Sanki daha dünmüş gibi.
Ramazanın son haftasında temizlikler yapılıp bitirilmiş, perdeler yıkanmış, danteller kolalanmış, her yer adeta sabun kokuyor.
Büfedeki en ince porselenden fincan takımı ve kristal şekerlik çıkarılmış, çay tepsisi parlatılmış, kolonya şişesi doldurulup, masanın üzerine konulmuş, yine bir bayram bekleniyor.
Baklavalar arife sabahında açılmış, dolabın üzerinde ertesi günü bekliyor. El değirmeninde çekirdek kahveler çekilmiş, mutfaktan nefis bir kahve kokusu yayılıyor.
Aynı akşam ailenin ileri gelenleri toplanmış, son iftarlar yapılıyor. Çay demini almış, havada yaz akşamlarının uçuşan çiçek kokusu, gramofondan, Arife gününde, bayram ayında türküsü dinleniyor.

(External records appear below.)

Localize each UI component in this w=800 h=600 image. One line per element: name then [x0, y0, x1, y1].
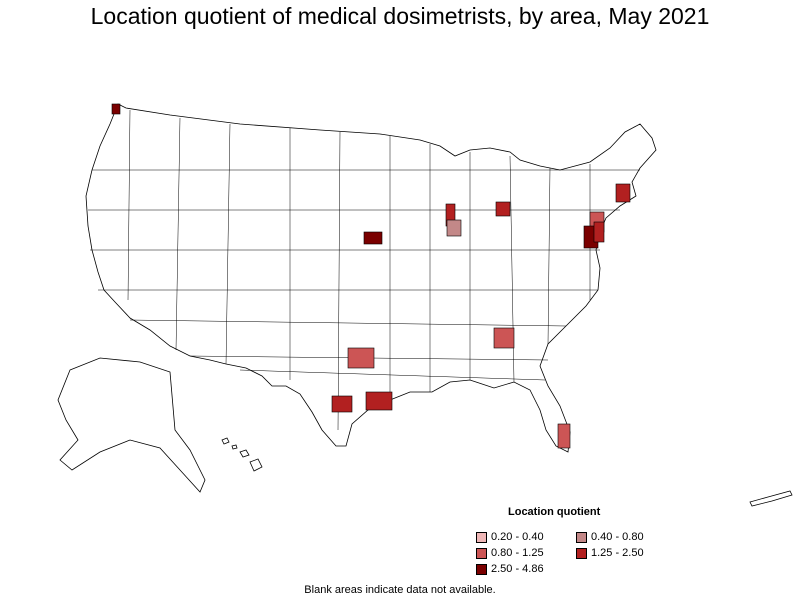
legend-swatch: [476, 547, 487, 559]
area-new-jersey: [593, 221, 605, 243]
legend-item-0: 0.20 - 0.40: [476, 530, 544, 544]
area-detroit: [495, 201, 511, 217]
legend-item-3: 1.25 - 2.50: [576, 546, 644, 560]
legend-label: 1.25 - 2.50: [591, 547, 644, 559]
legend-label: 0.20 - 0.40: [491, 531, 544, 543]
legend-item-4: 2.50 - 4.86: [476, 562, 544, 576]
legend-swatch: [476, 531, 487, 543]
area-houston: [365, 391, 393, 411]
area-nebraska-omaha: [363, 231, 383, 245]
puerto-rico-outline: [749, 490, 793, 507]
legend-swatch: [576, 547, 587, 559]
shaded-areas: [111, 103, 631, 449]
area-wa-northwest: [111, 103, 121, 115]
legend-item-2: 0.80 - 1.25: [476, 546, 544, 560]
area-atlanta: [493, 327, 515, 349]
legend-swatch: [476, 563, 487, 575]
area-boston: [615, 183, 631, 203]
alaska-outline: [57, 357, 206, 493]
hawaii-islands: [221, 437, 263, 472]
legend-label: 2.50 - 4.86: [491, 563, 544, 575]
legend-title: Location quotient: [508, 506, 601, 518]
legend-label: 0.40 - 0.80: [591, 531, 644, 543]
legend-item-1: 0.40 - 0.80: [576, 530, 644, 544]
area-san-antonio: [331, 395, 353, 413]
legend-label: 0.80 - 1.25: [491, 547, 544, 559]
data-availability-note: Blank areas indicate data not available.: [304, 584, 496, 596]
area-illinois-central: [446, 219, 462, 237]
area-dallas: [347, 347, 375, 369]
map-title: Location quotient of medical dosimetrist…: [90, 3, 710, 29]
legend-swatch: [576, 531, 587, 543]
area-south-florida: [557, 423, 571, 449]
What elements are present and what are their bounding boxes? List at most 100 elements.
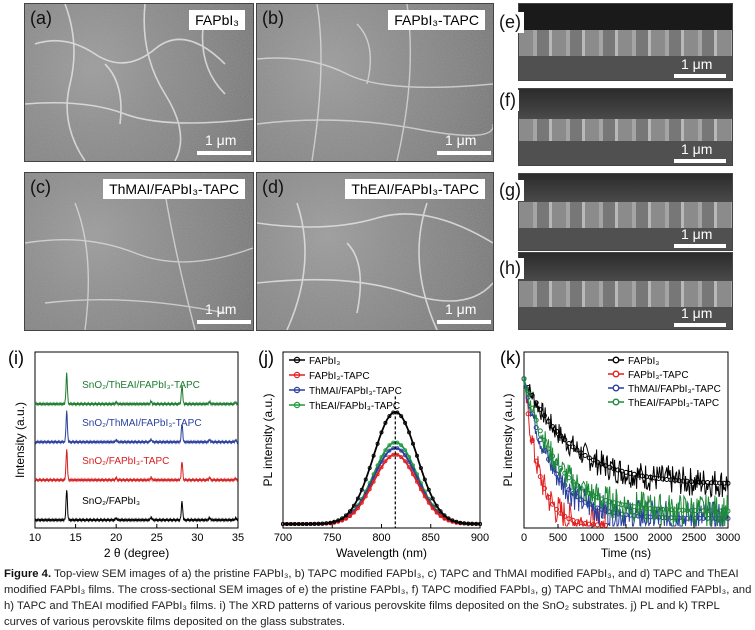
scale-bar (674, 159, 726, 163)
series-marker (363, 477, 368, 482)
y-axis-label: PL intensity (a.u.) (261, 394, 275, 487)
series-marker (430, 506, 435, 511)
panel-label: (k) (500, 348, 521, 368)
series-marker (336, 518, 341, 523)
legend-marker (293, 401, 301, 409)
sem-texture (257, 173, 493, 330)
series-marker (387, 455, 392, 460)
series-marker (594, 494, 600, 500)
legend-marker (612, 356, 620, 364)
series-label: SnO₂/FAPbI₃-TAPC (82, 456, 169, 467)
series-marker (631, 471, 637, 477)
x-tick-label: 500 (549, 532, 567, 544)
series-marker (603, 463, 609, 469)
sample-tag: ThEAI/FAPbI₃-TAPC (345, 179, 485, 199)
legend-label: FAPbI₃ (628, 356, 659, 367)
y-axis-label: Intensity (a.u.) (13, 402, 27, 478)
series-marker (566, 487, 572, 493)
series-line (34, 449, 239, 483)
sem-cross-e: 1 μm (518, 3, 733, 81)
x-axis-label: Wavelength (nm) (336, 546, 427, 560)
series-marker (525, 391, 531, 397)
panel-label-g: (g) (496, 180, 524, 201)
series-marker (418, 487, 423, 492)
series-marker (399, 414, 404, 419)
series-marker (533, 425, 539, 430)
panel-label: (c) (30, 177, 51, 197)
series-marker (599, 496, 604, 502)
legend-label: FAPbI₃-TAPC (628, 370, 689, 381)
series-marker (300, 521, 305, 526)
series-marker (426, 500, 431, 505)
series-marker (615, 467, 621, 473)
series-marker (383, 453, 388, 458)
x-tick-label: 1000 (580, 532, 604, 544)
scale-bar-label: 1 μm (205, 301, 237, 317)
scale-bar-label: 1 μm (681, 226, 713, 242)
series-marker (541, 485, 547, 491)
series-marker (586, 490, 592, 496)
series-marker (537, 407, 543, 413)
series-marker (582, 453, 588, 458)
scale-bar (674, 244, 726, 248)
series-marker (407, 459, 412, 464)
x-tick-label: 2000 (648, 532, 672, 544)
legend-label: ThEAI/FAPbI₃-TAPC (628, 398, 719, 409)
series-marker (387, 448, 392, 453)
series-marker (570, 491, 576, 496)
x-tick-label: 25 (151, 532, 163, 544)
series-marker (586, 455, 592, 461)
series-marker (546, 418, 551, 424)
series-marker (533, 400, 539, 406)
figure-caption: Figure 4. Top-view SEM images of a) the … (4, 566, 752, 630)
series-marker (442, 513, 447, 518)
x-tick-label: 750 (323, 532, 341, 544)
x-tick-label: 3000 (716, 532, 740, 544)
series-marker (438, 509, 443, 514)
series-label: SnO₂/ThMAI/FAPbI₃-TAPC (82, 418, 201, 429)
series-marker (348, 509, 353, 514)
trpl-chart: (k) 0 500 1000 1500 2000 2500 3000 Time (ns) PL … (500, 348, 740, 560)
x-tick-label: 0 (521, 532, 527, 544)
series-line (523, 378, 729, 528)
x-tick-label: 850 (422, 532, 440, 544)
sem-panel-c: (c) ThMAI/FAPbI₃-TAPC 1 μm (24, 172, 254, 331)
caption-text: Top-view SEM images of a) the pristine F… (4, 568, 752, 628)
sem-cross-f: 1 μm (518, 88, 733, 166)
scale-bar-label: 1 μm (205, 132, 237, 148)
series-label: SnO₂/FAPbI₃ (82, 496, 140, 507)
series-line (283, 441, 481, 525)
series-marker (328, 520, 333, 525)
series-marker (280, 521, 285, 526)
legend-label: FAPbI₃-TAPC (309, 371, 370, 382)
series-marker (664, 477, 670, 482)
plot-frame (34, 351, 239, 529)
series-marker (292, 521, 297, 526)
series-marker (566, 475, 572, 481)
series-marker (387, 443, 392, 448)
legend-marker (612, 370, 620, 378)
series-marker (312, 521, 317, 526)
x-tick-label: 15 (69, 532, 81, 544)
series-marker (379, 430, 384, 435)
series-marker (599, 461, 604, 467)
series-marker (574, 447, 580, 453)
xrd-chart: (i) 10 15 20 25 30 35 2 θ (degree) Intensity (a… (8, 348, 244, 560)
series-marker (359, 500, 364, 505)
scale-bar-label: 1 μm (445, 132, 477, 148)
sem-texture (25, 4, 253, 161)
x-tick-label: 700 (274, 532, 292, 544)
series-marker (371, 479, 376, 484)
legend-marker (612, 384, 620, 392)
sem-texture (257, 4, 493, 161)
y-axis-label: PL intensity (a.u.) (501, 394, 515, 487)
series-marker (410, 441, 415, 446)
legend-marker (612, 398, 620, 406)
series-marker (422, 477, 427, 482)
series-marker (387, 414, 392, 419)
series-marker (578, 485, 584, 491)
series-marker (446, 516, 451, 521)
series-marker (477, 521, 482, 526)
series-marker (383, 459, 388, 464)
x-tick-label: 30 (191, 532, 203, 544)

Sabah giyecekleri bayramlıkları düşünen çocukların gözleri mahmurlaşmış, salonun bir köşesindeki koltuk, en tatlı rüyalarının başlangıcı oluyor. Birlikte kaç bayram geçirileceğinden habersiz, hayaller kurulmuş, huzurlu bir uykuya dalınıyor.
Erkenden kalkılmış o sabahlarda gün, şükürle karşılanıyor. Ekmekler kızartılmış, en temiz kıyafetler giyinilmiş, namaza giden erkekler dönmüş, küçükler, büyüklerin ellerinden, büyükler, küçüklerin gözlerinden öpüyor.